Furthermore, buyers could insist on including certain specific indemnities related to the ability of the company to comply with material agreements. A greater scrutiny of the deal before closing will likely take place.

The dynamics of a standard M&A deal will be different: provisions that were not very common under purchase agreements will become more relevant. M&A risk allocation in the era of Covid-19 may definitely change the practice as we know it today. It remains to be seen where the balance will land in terms of what the market is.

More M&A litigation

Considering this is a unprecedented situation that affects the business and financial results of certain businesses where M&A deals have been signed but not closed, some purchasers are trying to avoid closing – alleging a MAE, a force majeure or an excessive onerosity of the contract has occurred. Although there has not been any local judicial ruling in this respect, we believe this situation should be analysed on a case-by-case basis.

On the other hand, with respect to new deals executed post-Covid-19, there might also be more litigation considering we continue to face uncertainty in the near future and that negotiations may not allocate all risks adequately. It will be difficult to determine if losses that may be claimed by one of the parties are directly related to Covid-19, particularly if buyers do not get the benefit of the bargain.

Acquisition of participation interest of private companies by the Colombian government

Under the economic, social and ecological emergency, the Colombian government enacted a special decree (Decree 811 of 2020) authorising the Colombian government to acquire a participation interest in the capital of private companies in order to:

  • stabilise their economic situation;

  • contribute to warding off the crisis in employment; and

  • mitigate the economic consequences caused by the Covid-19 pandemic.
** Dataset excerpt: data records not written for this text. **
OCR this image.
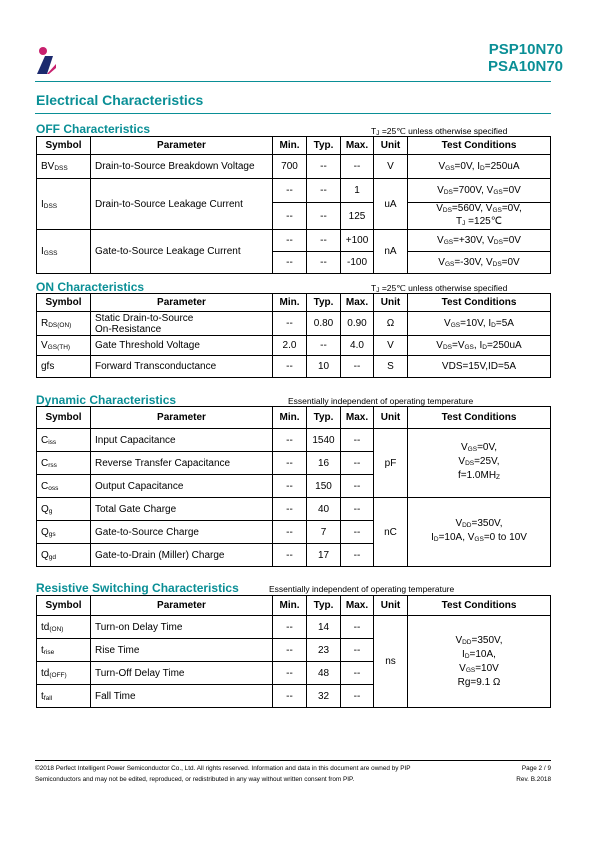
PSP10N70
PSA10N70
Electrical Characteristics
OFF Characteristics	$T_J$ =25℃ unless otherwise specified
Symbol	Parameter	Min.	Typ.	Max.	Unit	Test Conditions
$BV_{DSS}$	Drain-to-Source Breakdown Voltage	700	--	--	V	$V_{GS}=0V$, $I_D=250uA$
$I_{DSS}$	Drain-to-Source Leakage Current	--	--	1	uA	$V_{DS}=700V$, $V_{GS}=0V$
		--	--	125		$V_{DS}=560V$, $V_{GS}=0V$,
$T_J$ =125℃
$I_{GSS}$	Gate-to-Source Leakage Current	--	--	+100	nA	$V_{GS}=+30V$, $V_{DS}=0V$
		--	--	-100		$V_{GS}=-30V$, $V_{DS}=0V$
ON Characteristics	$T_J$ =25℃ unless otherwise specified
Symbol	Parameter	Min.	Typ.	Max.	Unit	Test Conditions
$R_{DS(ON)}$	Static Drain-to-Source
On-Resistance	--	0.80	0.90	Ω	$V_{GS}=10V$, $I_D=5A$
$V_{GS(TH)}$	Gate Threshold Voltage	2.0	--	4.0	V	$V_{DS}=V_{GS}$, $I_D=250uA$
gfs	Forward Transconductance	--	10	--	S	VDS=15V,ID=5A
Dynamic Characteristics	Essentially independent of operating temperature
Symbol	Parameter	Min.	Typ.	Max.	Unit	Test Conditions
$C_{iss}$	Input Capacitance	--	1540	--	pF	$V_{GS}=0V$,
$V_{DS}=25V$,
$f=1.0MH_Z$
$C_{rss}$	Reverse Transfer Capacitance	--	16	--		
$C_{oss}$	Output Capacitance	--	150	--		
$Q_g$	Total Gate Charge	--	40	--	nC	$V_{DD}=350V$,
$I_D=10A$, $V_{GS}=0$ to 10V
$Q_{gs}$	Gate-to-Source Charge	--	7	--		
$Q_{gd}$	Gate-to-Drain (Miller) Charge	--	17	--		
Resistive Switching Characteristics	Essentially independent of operating temperature
Symbol	Parameter	Min.	Typ.	Max.	Unit	Test Conditions
$td_{(ON)}$	Turn-on Delay Time	--	14	--	ns	$V_{DD}=350V$,
$I_D=10A$,
$V_{GS}=10V$
Rg=9.1 Ω
$t_{rise}$	Rise Time	--	23	--		
$td_{(OFF)}$	Turn-Off Delay Time	--	48	--		
$t_{fall}$	Fall Time	--	32	--		
©2018 Perfect Intelligent Power Semiconductor Co., Ltd. All rights reserved. Information and data in this document are owned by PIP
Semiconductors and may not be edited, reproduced, or redistributed in any way without written consent from PIP.
Page 2 / 9
Rev. B.2018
In this sense, upon acquiring a minority participation in the capital of private, public or mixed companies, the Colombian government may require the company's shareholders to:

  • repurchase the participation interest that the government acquired in the capital stock of the company within a certain period of time; or

  • offer for sale, jointly with the government, at least a percentage of the company's controlling capital stock.

Measures like the one hereby depicted will create new M&A deals, opportunities between private companies and the government and, in the long term, the government seeking an exit from private companies.

Conclusion

The Colombian M&A market has been affected by the effects of the Covid-19 pandemic. We expect to see:

  • new industry opportunities;

  • the acquisition of distressed assets;

  • a different business approach for valuation and negotiation of the consideration;

  • a more detailed and heavier draft of the transaction documents;

  • more M&A litigation; and

  • new M&A opportunities as a result of the government’s acquisition of a minority participation interest in the capital of private companies in order to stabilise their economic situation.